English 250

Research Seminar: Wordsworth and Coleridge in Collaboration


Section Semester Instructor Time Location Course Areas
1 Spring 2017 Goodman, Kevis
M 3-6 102 Barrows

Book List

Coleridge, S. T.: The Major Works, Including Biographia Literaria (Oxford); Wordsworth, W.: The Prelude, 1799, 1805, 1850 (Norton Critical Edition); Wordsworth, W., and S. T. Coleridge: Lyrical Ballads, 1798 and 1800 (Routledge);

Recommended: Wordsworth, W. (ed. Richard Matlack): Poems in Two Volumes (Broadview)

Other Readings and Media

A course reader

Description

This class will study the major poetry and prose that emerged from the remarkable literary collaboration and conflict between William Wordsworth and Samuel Taylor Coleridge, including their jointly produced Lyrical Ballads (1798 and 1800), Coleridge’s “Conversation” poems, Wordsworth’s The Prelude (1799 and 1805 versions), Poems of 1807, and The Excursion (in part), as well as the entirety of Coleridge’s Biographia Literaria. We will devote some of our time to questions raised by the complexity of collaborative authorship itself: matters of property and possession, conversation and miscommunication, influence, ventriloquism, and plagiarism.

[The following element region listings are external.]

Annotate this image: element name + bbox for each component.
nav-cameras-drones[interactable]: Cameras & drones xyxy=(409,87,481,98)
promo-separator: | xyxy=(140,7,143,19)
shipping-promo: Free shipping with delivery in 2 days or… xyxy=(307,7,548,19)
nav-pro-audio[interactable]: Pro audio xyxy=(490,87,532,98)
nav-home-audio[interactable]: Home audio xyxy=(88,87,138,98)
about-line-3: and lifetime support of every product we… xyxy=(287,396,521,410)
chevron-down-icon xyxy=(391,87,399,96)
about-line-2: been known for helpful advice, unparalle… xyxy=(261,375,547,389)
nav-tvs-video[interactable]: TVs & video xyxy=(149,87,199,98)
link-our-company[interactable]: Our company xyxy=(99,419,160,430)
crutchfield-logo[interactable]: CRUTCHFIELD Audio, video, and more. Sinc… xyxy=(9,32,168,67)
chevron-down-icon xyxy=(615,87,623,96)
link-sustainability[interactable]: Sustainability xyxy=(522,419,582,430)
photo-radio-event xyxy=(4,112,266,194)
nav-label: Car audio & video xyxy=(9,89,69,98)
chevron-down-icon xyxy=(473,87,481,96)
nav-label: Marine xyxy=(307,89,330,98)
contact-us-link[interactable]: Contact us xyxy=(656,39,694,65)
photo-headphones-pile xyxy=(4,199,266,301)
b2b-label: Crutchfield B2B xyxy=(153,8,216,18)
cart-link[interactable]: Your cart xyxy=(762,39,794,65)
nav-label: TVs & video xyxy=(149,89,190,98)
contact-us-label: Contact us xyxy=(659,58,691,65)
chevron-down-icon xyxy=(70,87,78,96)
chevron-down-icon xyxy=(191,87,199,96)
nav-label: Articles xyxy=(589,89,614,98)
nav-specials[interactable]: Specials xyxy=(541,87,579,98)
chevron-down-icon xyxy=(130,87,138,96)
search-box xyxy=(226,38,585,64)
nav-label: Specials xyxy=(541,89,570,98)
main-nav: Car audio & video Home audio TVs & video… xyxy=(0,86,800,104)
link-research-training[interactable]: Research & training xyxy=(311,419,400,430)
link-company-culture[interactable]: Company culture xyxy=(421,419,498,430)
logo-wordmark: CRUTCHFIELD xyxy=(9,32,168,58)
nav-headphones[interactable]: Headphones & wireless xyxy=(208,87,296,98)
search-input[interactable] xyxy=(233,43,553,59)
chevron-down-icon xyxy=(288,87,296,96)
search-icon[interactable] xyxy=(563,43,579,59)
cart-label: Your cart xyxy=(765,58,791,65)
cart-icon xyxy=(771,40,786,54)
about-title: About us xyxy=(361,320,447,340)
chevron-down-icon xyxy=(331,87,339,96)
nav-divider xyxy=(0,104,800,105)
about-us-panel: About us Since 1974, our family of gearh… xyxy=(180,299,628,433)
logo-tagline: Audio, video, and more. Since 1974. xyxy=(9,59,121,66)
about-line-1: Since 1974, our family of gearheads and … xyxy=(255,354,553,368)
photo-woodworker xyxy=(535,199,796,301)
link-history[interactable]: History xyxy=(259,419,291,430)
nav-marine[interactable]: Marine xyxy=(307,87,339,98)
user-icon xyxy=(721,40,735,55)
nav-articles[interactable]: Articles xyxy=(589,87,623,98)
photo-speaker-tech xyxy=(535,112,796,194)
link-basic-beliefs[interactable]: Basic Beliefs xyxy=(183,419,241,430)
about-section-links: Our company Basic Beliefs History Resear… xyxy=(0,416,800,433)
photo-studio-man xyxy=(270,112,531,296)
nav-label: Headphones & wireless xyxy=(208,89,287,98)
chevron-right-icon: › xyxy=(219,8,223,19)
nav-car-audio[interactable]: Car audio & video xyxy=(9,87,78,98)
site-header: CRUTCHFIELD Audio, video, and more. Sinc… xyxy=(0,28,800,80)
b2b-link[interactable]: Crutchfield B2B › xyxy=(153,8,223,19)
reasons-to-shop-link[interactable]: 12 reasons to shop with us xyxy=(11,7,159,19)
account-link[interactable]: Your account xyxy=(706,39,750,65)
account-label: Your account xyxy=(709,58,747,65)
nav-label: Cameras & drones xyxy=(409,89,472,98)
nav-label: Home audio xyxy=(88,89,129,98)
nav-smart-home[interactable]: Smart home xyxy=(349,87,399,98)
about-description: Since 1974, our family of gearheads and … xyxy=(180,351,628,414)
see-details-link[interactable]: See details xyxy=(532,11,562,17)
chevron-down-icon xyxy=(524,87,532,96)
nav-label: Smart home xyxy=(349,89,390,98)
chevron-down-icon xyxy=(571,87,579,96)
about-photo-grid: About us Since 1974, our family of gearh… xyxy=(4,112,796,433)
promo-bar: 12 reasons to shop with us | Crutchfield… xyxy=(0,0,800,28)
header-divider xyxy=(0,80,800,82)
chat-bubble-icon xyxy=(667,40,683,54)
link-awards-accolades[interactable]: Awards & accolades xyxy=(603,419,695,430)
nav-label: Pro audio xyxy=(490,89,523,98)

At the same time, we will use this pair to consider and contextualize what it meant to say – as Wordsworth did in 1800 – that “Poetry is the history or science of feelings.” How are we to understand this “science of feelings” both in relation to the eighteenth-century “science of man” (largely Scottish) and the “science of sensate cognition,” which, in Germany, had recently been named “aesthetic”? The other aspect of Wordsworth’s phrase, the “history” of feelings, will command our attention as well, in a number of overlapping manifestations: the feelings’ own history (both personal and public); the historical events that put exceptional pressure on the emotions and their display during the decades of the French Revolution, counter-revolutionary response in Britain, and Napoleonic wars; and, above all, both writers’ ways of registering and recording the historical present of modernity as it unfolded in the body and in literary form. While the primary texts will remain primary, this class will also give you a chance to sample the waves of extraordinary criticism generated about these two figures, work that has not merely persisted but has flourished and renewed itself through a succession of currents: phenomenology, deconstruction, new historicism, materialisms old and new, affect theory, science studies, and a good bit more. For quite unlike-minded readers, Wordsworth and Coleridge have proved good to think with for some time.

This course satisfies the Group 4 (Nineteenth Century) requirement.